Search code examples
apache-sparkdataframeapache-spark-sqlsql-timestamp

Getting weekly and daily averages of timestamp data


I currently have data on a Spark data frame that is formatted as such:

Timestamp    Number
.........    ......
M-D-Y        3
M-D-Y        4900

The timestamp data is in no way uniform or consistent (i.e., I could have one value that is present on March 1, 2015, and the next value in the table be for the date September 1, 2015 ... also, I could have multiple entries per date).

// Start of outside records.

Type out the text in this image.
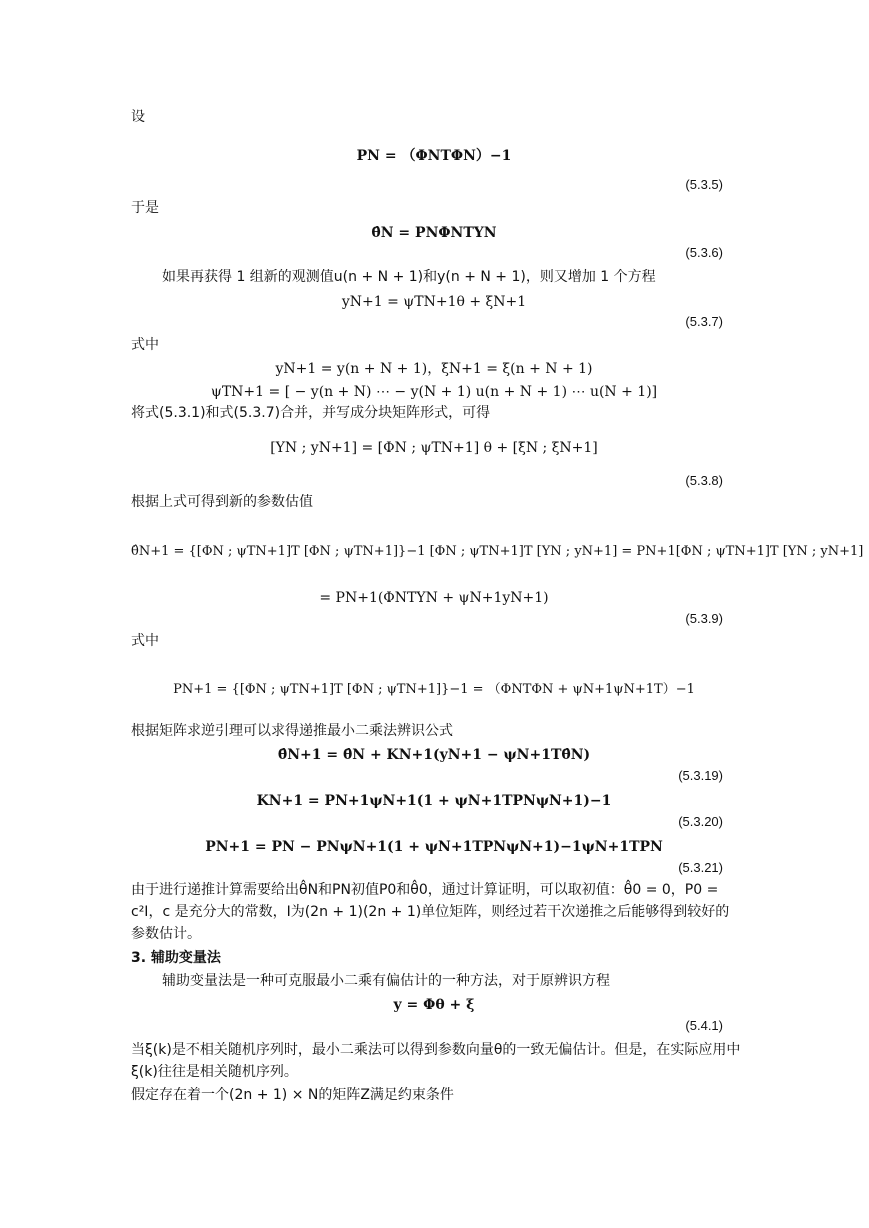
设
PN = （ΦNTΦN）−1
(5.3.5)
于是
θ̂N = PNΦNTYN
(5.3.6)
如果再获得 1 组新的观测值u(n + N + 1)和y(n + N + 1)，则又增加 1 个方程
yN+1 = ψTN+1θ + ξN+1
(5.3.7)
式中
yN+1 = y(n + N + 1)，ξN+1 = ξ(n + N + 1)
ψTN+1 = [ − y(n + N) ⋯ − y(N + 1) u(n + N + 1) ⋯ u(N + 1)]
将式(5.3.1)和式(5.3.7)合并，并写成分块矩阵形式，可得
[YN ; yN+1] = [ΦN ; ψTN+1] θ + [ξ̄N ; ξN+1]
(5.3.8)
根据上式可得到新的参数估值
θ̂N+1 = {[ΦN ; ψTN+1]T [ΦN ; ψTN+1]}−1 [ΦN ; ψTN+1]T [YN ; yN+1] = PN+1[ΦN ; ψTN+1]T [YN ; yN+1]
= PN+1(ΦNTYN + ψN+1yN+1)
(5.3.9)
式中
PN+1 = {[ΦN ; ψTN+1]T [ΦN ; ψTN+1]}−1 = （ΦNTΦN + ψN+1ψN+1T）−1
根据矩阵求逆引理可以求得递推最小二乘法辨识公式
θ̂N+1 = θ̂N + KN+1(yN+1 − ψN+1Tθ̂N)
(5.3.19)
KN+1 = PN+1ψN+1(1 + ψN+1TPNψN+1)−1
(5.3.20)
PN+1 = PN − PNψN+1(1 + ψN+1TPNψN+1)−1ψN+1TPN
(5.3.21)
由于进行递推计算需要给出θ̂N和PN初值P0和θ̂0，通过计算证明，可以取初值：θ̂0 = 0，P0 = c²I，c 是充分大的常数，I为(2n + 1)(2n + 1)单位矩阵，则经过若干次递推之后能够得到较好的参数估计。
3. 辅助变量法
辅助变量法是一种可克服最小二乘有偏估计的一种方法，对于原辨识方程
y = Φθ + ξ
(5.4.1)
当ξ(k)是不相关随机序列时，最小二乘法可以得到参数向量θ的一致无偏估计。但是，在实际应用中ξ(k)往往是相关随机序列。
假定存在着一个(2n + 1) × N的矩阵Z满足约束条件
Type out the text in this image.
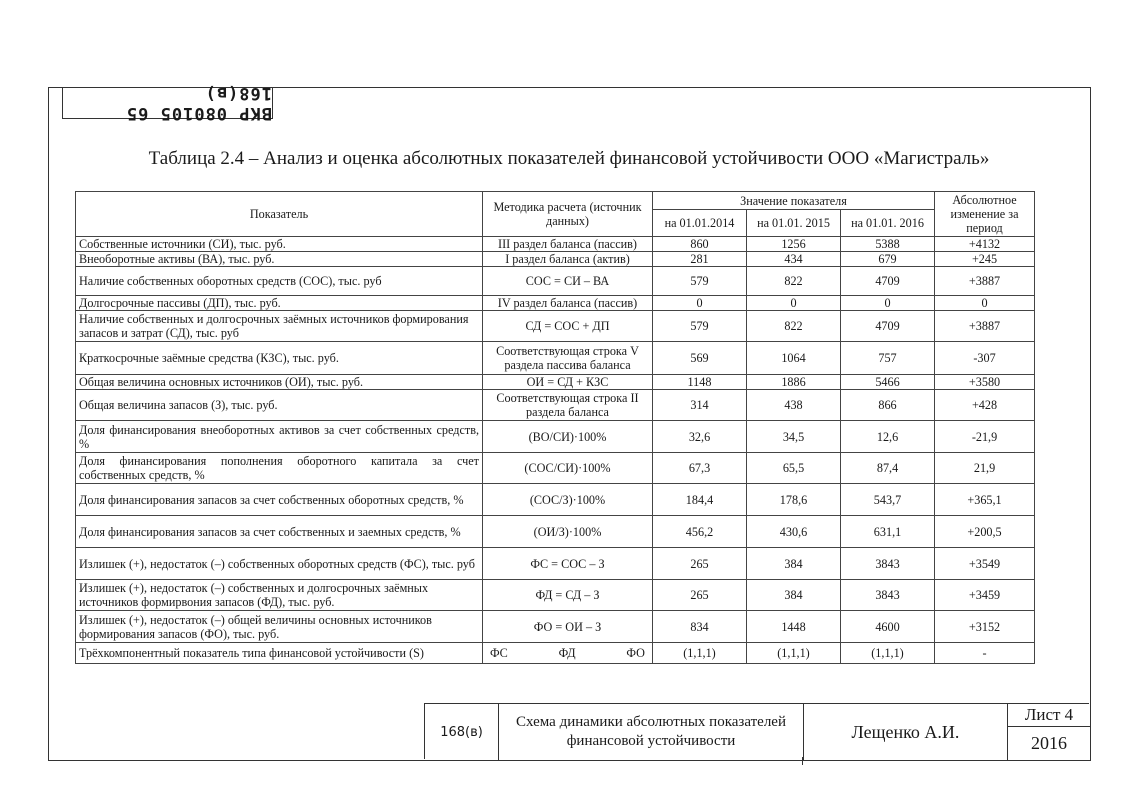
ВКР 080105 65 168(в)
Таблица 2.4 – Анализ и оценка абсолютных показателей финансовой устойчивости ООО «Магистраль»
Показатель	Методика расчета (источник данных)	Значение показателя			Абсолютное изменение за период
		на 01.01.2014	на 01.01. 2015	на 01.01. 2016	
Собственные источники (СИ), тыс. руб.	III раздел баланса (пассив)	860	1256	5388	+4132
Внеоборотные активы (ВА), тыс. руб.	I раздел баланса (актив)	281	434	679	+245
Наличие собственных оборотных средств (СОС), тыс. руб	СОС = СИ – ВА	579	822	4709	+3887
Долгосрочные пассивы (ДП), тыс. руб.	IV раздел баланса (пассив)	0	0	0	0
Наличие собственных и долгосрочных заёмных источников формирования запасов и затрат (СД), тыс. руб	СД = СОС + ДП	579	822	4709	+3887
Краткосрочные заёмные средства (КЗС), тыс. руб.	Соответствующая строка V раздела пассива баланса	569	1064	757	-307
Общая величина основных источников (ОИ), тыс. руб.	ОИ = СД + КЗС	1148	1886	5466	+3580
Общая величина запасов (З), тыс. руб.	Соответствующая строка II раздела баланса	314	438	866	+428
Доля финансирования внеоборотных активов за счет собственных средств, %	(ВО/СИ)·100%	32,6	34,5	12,6	-21,9
Доля финансирования пополнения оборотного капитала за счет собственных средств, %	(СОС/СИ)·100%	67,3	65,5	87,4	21,9
Доля финансирования запасов за счет собственных оборотных средств, %	(СОС/З)·100%	184,4	178,6	543,7	+365,1
Доля финансирования запасов за счет собственных и заемных средств, %	(ОИ/З)·100%	456,2	430,6	631,1	+200,5
Излишек (+), недостаток (–) собственных оборотных средств (ФС), тыс. руб	ФС = СОС – З	265	384	3843	+3549
Излишек (+), недостаток (–) собственных и долгосрочных заёмных источников формирвония запасов (ФД), тыс. руб.	ФД = СД – З	265	384	3843	+3459
Излишек (+), недостаток (–) общей величины основных источников формирования запасов (ФО), тыс. руб.	ФО = ОИ – З	834	1448	4600	+3152
Трёхкомпонентный показатель типа финансовой устойчивости (S)	ФС ФД ФО	(1,1,1)	(1,1,1)	(1,1,1)	-
168(в)
Схема динамики абсолютных показателей финансовой устойчивости	Лещенко А.И.
Лист 4
2016
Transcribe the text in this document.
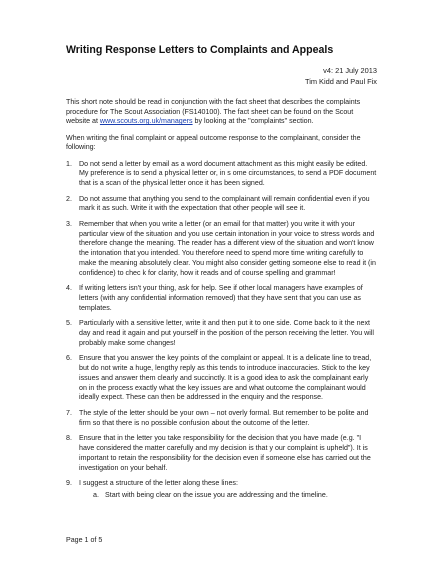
Writing Response Letters to Complaints and Appeals
v4: 21 July 2013
Tim Kidd and Paul Fix

This short note should be read in conjunction with the fact sheet that describes the complaints procedure for The Scout Association (FS140100). The fact sheet can be found on the Scout website at www.scouts.org.uk/managers by looking at the "complaints" section.

When writing the final complaint or appeal outcome response to the complainant, consider the following:

1. Do not send a letter by email as a word document attachment as this might easily be edited. My preference is to send a physical letter or, in s ome circumstances, to send a PDF document that is a scan of the physical letter once it has been signed.
2. Do not assume that anything you send to the complainant will remain confidential even if you mark it as such. Write it with the expectation that other people will see it.
3. Remember that when you write a letter (or an email for that matter) you write it with your particular view of the situation and you use certain intonation in your voice to stress words and therefore change the meaning. The reader has a different view of the situation and won't know the intonation that you intended. You therefore need to spend more time writing carefully to make the meaning absolutely clear. You might also consider getting someone else to read it (in confidence) to chec k for clarity, how it reads and of course spelling and grammar!
4. If writing letters isn't your thing, ask for help. See if other local managers have examples of letters (with any confidential information removed) that they have sent that you can use as templates.
5. Particularly with a sensitive letter, write it and then put it to one side. Come back to it the next day and read it again and put yourself in the position of the person receiving the letter. You will probably make some changes!
6. Ensure that you answer the key points of the complaint or appeal. It is a delicate line to tread, but do not write a huge, lengthy reply as this tends to introduce inaccuracies. Stick to the key issues and answer them clearly and succinctly. It is a good idea to ask the complainant early on in the process exactly what the key issues are and what outcome the complainant would ideally expect. These can then be addressed in the enquiry and the response.
7. The style of the letter should be your own – not overly formal. But remember to be polite and firm so that there is no possible confusion about the outcome of the letter.
8. Ensure that in the letter you take responsibility for the decision that you have made (e.g. "I have considered the matter carefully and my decision is that y our complaint is upheld"). It is important to retain the responsibility for the decision even if someone else has carried out the investigation on your behalf.
9. I suggest a structure of the letter along these lines:
a. Start with being clear on the issue you are addressing and the timeline.
Page 1 of 5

So I wanted to do two things

  1. Calculate the number of entries per week. So I would essentially want a new table that represented the number of rows in which the timestamp column was in the week that the row corresponded to. If there are multiple years present, I would ideally want to average the values per each year to get a single value.
  2. Average the number column for each week. So for every week of the year, I would have a value that represents the average of the number column (0 if there is no entry within that week).

Solution

  • Parsing date is relatively easy using built-in functions by combining unix_timestamp and simple type casting:

    sqlContext.sql(
      "SELECT CAST(UNIX_TIMESTAMP('March 1, 2015', 'MMM d, yyyy') AS TIMESTAMP)"
    ).show(false)
    
    // +---------------------+
    // |_c0                  |
    // +---------------------+
    // |2015-03-01 00:00:00.0|
    // +---------------------+
    

    With DataFrame DSL equivalent code would be something like this:

    import org.apache.spark.sql.functions.unix_timestamp
    
    unix_timestamp($"date", "MMM d, yyyy").cast("timestamp")
    

    To fill missing entries you can use different tricks. The simplest approach is to use the same parsing logic as above. First let's create a few helpers:

    def leap(year: Int) = {
      ((year % 4 == 0) && (year % 100 != 0)) || (year % 400 == 0)
    }
    def weeksForYear(year: Int) = (1 to 52).map(w => s"$year $w")
    def daysForYear(year: Int) = (1 to { if(leap(2000)) 366 else 366 }).map(
      d => s"$year $d"
    )
    

    and example reference data (here for weeks but you can do the same thing for days):

    import org.apache.spark.sql.functions.{year, weekofyear}'
    
    val exprs = Seq(year($"date").alias("year"), weekofyear($"date").alias("week"))
    
    val weeks2015 = Seq(2015)
      .flatMap(weeksForYear _)
      .map(Tuple1.apply)
      .toDF("date")
      .withColumn("date", unix_timestamp($"date", "yyyy w").cast("timestamp"))
      .select(exprs: _*)
    

    Finally you can transform the original data:

    val df = Seq(
      ("March 1, 2015", 3), ("September 1, 2015", 4900)).toDF("Timestamp", "Number")
    
    val dfParsed = df
      .withColumn("date", unix_timestamp($"timestamp", "MMM d, yyyy").cast("timestamp"))
      .select(exprs :+ $"Number": _*)
    

    merge and aggregate:

    weeks2015.join(dfParsed, Seq("year", "week"), "left")
      .groupBy($"year", $"week")
      .agg(count($"Number"), avg($"Number"))
      .na.fill(0)